The wasp program is one of many with its roots in the 1999 Pierce's disease outbreak in Temecula, a Riverside County wine haven where the disease caused $20 million in damage and wiped out one-third of the vines.

Pierce's disease goes back more than 100 years in California. It destroyed 50,000 acres of wine grapes in Anaheim in the late 1800s, and the 1950s saw another major outbreak near Fresno. But the disease has a mysterious way of retreating between major outbreaks, lulling growers into thinking the worst is over.

It wasn't until the Temecula carnage that the state's growers got serious about research, assessing themselves up to $3 per $1,000 of grapes they sell and lobbying for federal and state funds.

Today, that money funds a major research symposium each winter, a wing of CDFA dedicated to the issue and a dozen UC Davis scientists with lab teams. All kinds of options have been developed to control the disease: insecticides, spray-on pest repellent and early-warning disease tests among them.

In the scientific community, the future lies in work like that being done by Walker and Tenscher at Davis - making grapevines that can withstand Pierce's disease.

"Everyone generally agrees that the resistance of the host (vine) ... probably in the long term will be the most effective, stable, reliable way to control and manage these diseases," said Ed Civerolo, director of USDA's Parlier station, where six senior scientists work full time on sharpshooter issues.

Walker, one of many who made Pierce's disease a priority when research money started to flow in the late 1990s, says there are three options:

* Breed vines that have natural disease resistance - typically little-known varieties from Mexico or Florida - with common wine grape varieties.

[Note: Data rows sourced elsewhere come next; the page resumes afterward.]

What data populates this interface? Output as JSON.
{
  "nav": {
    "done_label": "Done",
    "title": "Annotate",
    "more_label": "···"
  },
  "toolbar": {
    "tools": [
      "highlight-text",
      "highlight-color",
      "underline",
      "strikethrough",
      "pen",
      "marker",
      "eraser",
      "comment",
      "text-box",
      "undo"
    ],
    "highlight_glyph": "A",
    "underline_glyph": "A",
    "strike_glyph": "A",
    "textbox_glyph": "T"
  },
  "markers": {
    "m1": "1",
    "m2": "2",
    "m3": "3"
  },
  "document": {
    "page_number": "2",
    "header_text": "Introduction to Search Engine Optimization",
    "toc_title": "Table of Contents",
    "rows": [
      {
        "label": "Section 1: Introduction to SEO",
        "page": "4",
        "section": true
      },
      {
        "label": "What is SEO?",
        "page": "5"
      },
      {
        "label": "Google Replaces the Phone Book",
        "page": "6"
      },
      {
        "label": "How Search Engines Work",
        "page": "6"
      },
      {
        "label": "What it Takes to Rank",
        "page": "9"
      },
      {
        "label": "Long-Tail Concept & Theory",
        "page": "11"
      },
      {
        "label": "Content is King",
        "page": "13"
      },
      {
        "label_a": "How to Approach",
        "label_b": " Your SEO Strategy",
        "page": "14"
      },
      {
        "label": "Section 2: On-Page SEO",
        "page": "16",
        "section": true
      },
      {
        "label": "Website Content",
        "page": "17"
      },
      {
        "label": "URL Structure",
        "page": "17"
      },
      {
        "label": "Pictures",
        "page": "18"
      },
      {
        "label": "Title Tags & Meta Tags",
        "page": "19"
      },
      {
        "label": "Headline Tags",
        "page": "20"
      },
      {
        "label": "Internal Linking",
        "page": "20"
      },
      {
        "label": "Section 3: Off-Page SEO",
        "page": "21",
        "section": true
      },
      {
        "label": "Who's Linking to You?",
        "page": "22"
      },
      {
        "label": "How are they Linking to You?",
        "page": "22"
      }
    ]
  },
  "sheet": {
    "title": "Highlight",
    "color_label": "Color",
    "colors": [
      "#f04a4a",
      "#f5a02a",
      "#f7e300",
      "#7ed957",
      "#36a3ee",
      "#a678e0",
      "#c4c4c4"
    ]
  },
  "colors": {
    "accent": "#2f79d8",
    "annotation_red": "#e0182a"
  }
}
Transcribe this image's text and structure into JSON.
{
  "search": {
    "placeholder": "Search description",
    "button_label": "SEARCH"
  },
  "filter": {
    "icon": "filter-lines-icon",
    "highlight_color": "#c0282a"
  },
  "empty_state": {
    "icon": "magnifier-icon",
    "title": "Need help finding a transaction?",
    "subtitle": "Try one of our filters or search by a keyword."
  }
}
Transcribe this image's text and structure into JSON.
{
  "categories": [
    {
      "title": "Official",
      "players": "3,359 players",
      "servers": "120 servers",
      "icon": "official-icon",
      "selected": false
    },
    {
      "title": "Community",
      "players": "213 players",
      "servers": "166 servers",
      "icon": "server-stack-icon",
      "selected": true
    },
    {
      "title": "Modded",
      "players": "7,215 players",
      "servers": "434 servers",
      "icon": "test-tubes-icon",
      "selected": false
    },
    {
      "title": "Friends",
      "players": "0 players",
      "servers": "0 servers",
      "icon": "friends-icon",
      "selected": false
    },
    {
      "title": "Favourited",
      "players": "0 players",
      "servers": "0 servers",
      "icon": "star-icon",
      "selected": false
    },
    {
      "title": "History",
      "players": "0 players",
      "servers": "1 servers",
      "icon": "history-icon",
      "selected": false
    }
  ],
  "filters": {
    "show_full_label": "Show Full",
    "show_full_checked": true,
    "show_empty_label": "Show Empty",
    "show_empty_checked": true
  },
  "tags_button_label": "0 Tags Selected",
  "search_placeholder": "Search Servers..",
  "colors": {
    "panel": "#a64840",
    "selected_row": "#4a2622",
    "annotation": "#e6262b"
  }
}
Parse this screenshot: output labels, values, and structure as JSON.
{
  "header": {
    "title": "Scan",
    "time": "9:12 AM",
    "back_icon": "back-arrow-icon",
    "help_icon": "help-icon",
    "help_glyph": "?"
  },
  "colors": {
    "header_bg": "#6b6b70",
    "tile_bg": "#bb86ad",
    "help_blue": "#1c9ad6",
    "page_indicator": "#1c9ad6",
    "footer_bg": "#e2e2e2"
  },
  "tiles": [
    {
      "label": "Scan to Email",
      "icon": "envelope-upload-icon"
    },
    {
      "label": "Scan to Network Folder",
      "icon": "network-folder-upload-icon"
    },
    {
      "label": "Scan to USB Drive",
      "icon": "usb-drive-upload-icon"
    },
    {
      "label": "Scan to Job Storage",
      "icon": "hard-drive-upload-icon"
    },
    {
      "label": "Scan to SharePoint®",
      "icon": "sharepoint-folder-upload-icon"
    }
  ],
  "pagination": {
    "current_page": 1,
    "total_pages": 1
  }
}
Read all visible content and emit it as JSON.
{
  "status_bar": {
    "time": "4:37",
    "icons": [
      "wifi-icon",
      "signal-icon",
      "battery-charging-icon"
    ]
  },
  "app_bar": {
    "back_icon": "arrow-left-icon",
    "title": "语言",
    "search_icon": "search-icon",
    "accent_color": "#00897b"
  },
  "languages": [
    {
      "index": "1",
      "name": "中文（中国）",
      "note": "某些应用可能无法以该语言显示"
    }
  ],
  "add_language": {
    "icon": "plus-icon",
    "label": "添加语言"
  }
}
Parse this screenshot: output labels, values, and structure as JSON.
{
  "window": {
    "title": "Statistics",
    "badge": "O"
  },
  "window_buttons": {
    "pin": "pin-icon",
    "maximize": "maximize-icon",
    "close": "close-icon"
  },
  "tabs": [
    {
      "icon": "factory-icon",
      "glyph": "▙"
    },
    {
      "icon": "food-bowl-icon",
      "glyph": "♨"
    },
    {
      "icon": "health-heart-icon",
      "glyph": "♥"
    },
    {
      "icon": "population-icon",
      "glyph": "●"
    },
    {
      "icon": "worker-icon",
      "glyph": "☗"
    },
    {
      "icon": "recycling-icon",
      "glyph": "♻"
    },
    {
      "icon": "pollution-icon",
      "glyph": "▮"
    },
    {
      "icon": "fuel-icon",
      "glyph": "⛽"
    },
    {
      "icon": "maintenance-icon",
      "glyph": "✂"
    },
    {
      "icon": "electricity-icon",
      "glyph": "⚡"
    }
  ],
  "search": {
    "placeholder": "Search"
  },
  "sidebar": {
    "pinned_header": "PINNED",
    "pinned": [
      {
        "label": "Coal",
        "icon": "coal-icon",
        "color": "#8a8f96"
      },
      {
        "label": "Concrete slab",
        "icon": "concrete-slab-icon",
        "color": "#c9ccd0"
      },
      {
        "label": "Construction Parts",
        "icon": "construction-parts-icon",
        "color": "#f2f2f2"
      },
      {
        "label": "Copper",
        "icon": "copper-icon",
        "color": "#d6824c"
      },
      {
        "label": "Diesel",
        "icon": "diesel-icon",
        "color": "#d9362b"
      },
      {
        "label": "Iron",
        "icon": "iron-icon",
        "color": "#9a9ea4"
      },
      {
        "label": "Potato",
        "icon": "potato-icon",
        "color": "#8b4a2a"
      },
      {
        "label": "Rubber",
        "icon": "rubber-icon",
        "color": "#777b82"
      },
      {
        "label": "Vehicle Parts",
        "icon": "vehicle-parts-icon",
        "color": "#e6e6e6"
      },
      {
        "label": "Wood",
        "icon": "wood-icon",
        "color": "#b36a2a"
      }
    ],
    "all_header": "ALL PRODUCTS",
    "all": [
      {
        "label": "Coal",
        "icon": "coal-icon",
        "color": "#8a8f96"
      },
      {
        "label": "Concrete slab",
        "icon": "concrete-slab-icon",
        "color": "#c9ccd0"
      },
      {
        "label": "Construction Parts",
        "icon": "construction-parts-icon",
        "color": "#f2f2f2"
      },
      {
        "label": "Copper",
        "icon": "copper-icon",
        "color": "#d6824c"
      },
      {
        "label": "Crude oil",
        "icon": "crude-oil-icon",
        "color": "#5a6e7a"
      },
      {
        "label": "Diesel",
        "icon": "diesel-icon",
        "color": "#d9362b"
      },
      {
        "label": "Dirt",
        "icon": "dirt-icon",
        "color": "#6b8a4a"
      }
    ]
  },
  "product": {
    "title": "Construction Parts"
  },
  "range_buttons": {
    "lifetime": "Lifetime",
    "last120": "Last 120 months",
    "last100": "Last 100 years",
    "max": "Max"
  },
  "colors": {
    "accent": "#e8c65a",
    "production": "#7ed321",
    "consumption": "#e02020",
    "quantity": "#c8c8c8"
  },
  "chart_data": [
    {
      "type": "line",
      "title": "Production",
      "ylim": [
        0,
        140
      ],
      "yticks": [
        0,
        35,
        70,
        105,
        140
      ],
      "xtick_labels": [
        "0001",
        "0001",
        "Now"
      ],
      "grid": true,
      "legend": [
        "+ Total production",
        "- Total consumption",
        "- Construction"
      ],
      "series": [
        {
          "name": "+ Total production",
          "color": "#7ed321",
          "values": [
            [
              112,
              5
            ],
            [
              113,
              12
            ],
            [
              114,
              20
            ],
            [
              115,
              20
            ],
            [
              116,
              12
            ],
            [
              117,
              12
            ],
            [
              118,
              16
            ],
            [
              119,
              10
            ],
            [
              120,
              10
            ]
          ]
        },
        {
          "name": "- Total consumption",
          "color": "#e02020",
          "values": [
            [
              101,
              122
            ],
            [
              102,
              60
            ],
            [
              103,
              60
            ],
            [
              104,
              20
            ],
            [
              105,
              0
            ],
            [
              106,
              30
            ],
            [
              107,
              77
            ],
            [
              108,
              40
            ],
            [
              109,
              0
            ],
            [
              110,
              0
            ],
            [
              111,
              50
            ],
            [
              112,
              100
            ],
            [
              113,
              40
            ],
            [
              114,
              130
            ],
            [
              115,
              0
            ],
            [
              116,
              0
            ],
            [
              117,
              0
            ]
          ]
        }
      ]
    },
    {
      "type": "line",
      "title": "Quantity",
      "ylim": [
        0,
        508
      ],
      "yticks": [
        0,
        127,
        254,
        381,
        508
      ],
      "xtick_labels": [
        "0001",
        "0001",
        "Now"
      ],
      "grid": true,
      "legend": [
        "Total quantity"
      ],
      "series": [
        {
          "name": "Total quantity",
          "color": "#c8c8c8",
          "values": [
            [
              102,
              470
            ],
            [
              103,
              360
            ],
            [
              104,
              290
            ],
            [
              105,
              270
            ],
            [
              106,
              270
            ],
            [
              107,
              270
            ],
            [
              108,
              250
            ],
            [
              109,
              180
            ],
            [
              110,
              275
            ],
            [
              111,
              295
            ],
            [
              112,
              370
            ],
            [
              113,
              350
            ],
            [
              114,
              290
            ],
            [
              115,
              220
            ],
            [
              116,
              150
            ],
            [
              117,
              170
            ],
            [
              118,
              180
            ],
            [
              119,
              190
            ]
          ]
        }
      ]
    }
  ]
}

* Use emerging knowledge of vine genetics to isolate the genes responsible for disease resistance and insert them via genetic engineering into wine varieties.

* Genetically engineer anti-bacterial compounds into wine grape vines.

Each process is fraught with scientific uncertainty. No one knows what kind of impact spliced genes would have on any given variety or even exactly what sections of DNA must be inserted to achieve results.

Conventional breeding offers its own challenges, like how to get the berries to taste, feel and act exactly like the ones that consumers spend billions of dollars a year to enjoy. "Just because these things are spliced together doesn't mean they are going to work," said Walker.

Walker, a UC Davis graduate, splits his days among a lab in aging Wickson Hall, the sprawling test vineyards at the edge of campus, and his office.

There, he keeps a makeshift map of chromosomes in the grape plant and points to the address where he thinks the genes are located that create resistance to Pierce's disease.

Walker's patience and persistence are evident when he talks about the confounding realities of genetics. There is probably more than one gene responsible for disease resistance, he says, and no one knows how they interact. Walker remains undaunted by all the unknowns. "We are making good progress," he says.

The biggest question in his mind is not a technical one, but rather: Will the heritage-bound wine industry accept new hybrids or biotech varieties?

Right now, the answer is no. But Walker keeps it all in perspective, figuring that Pierce's disease will return one day with such ferocity that California will look for answers in his lab.

"My job," he said, "is to think 30 years in the future. Eventually, people are going to accept resistant varieties.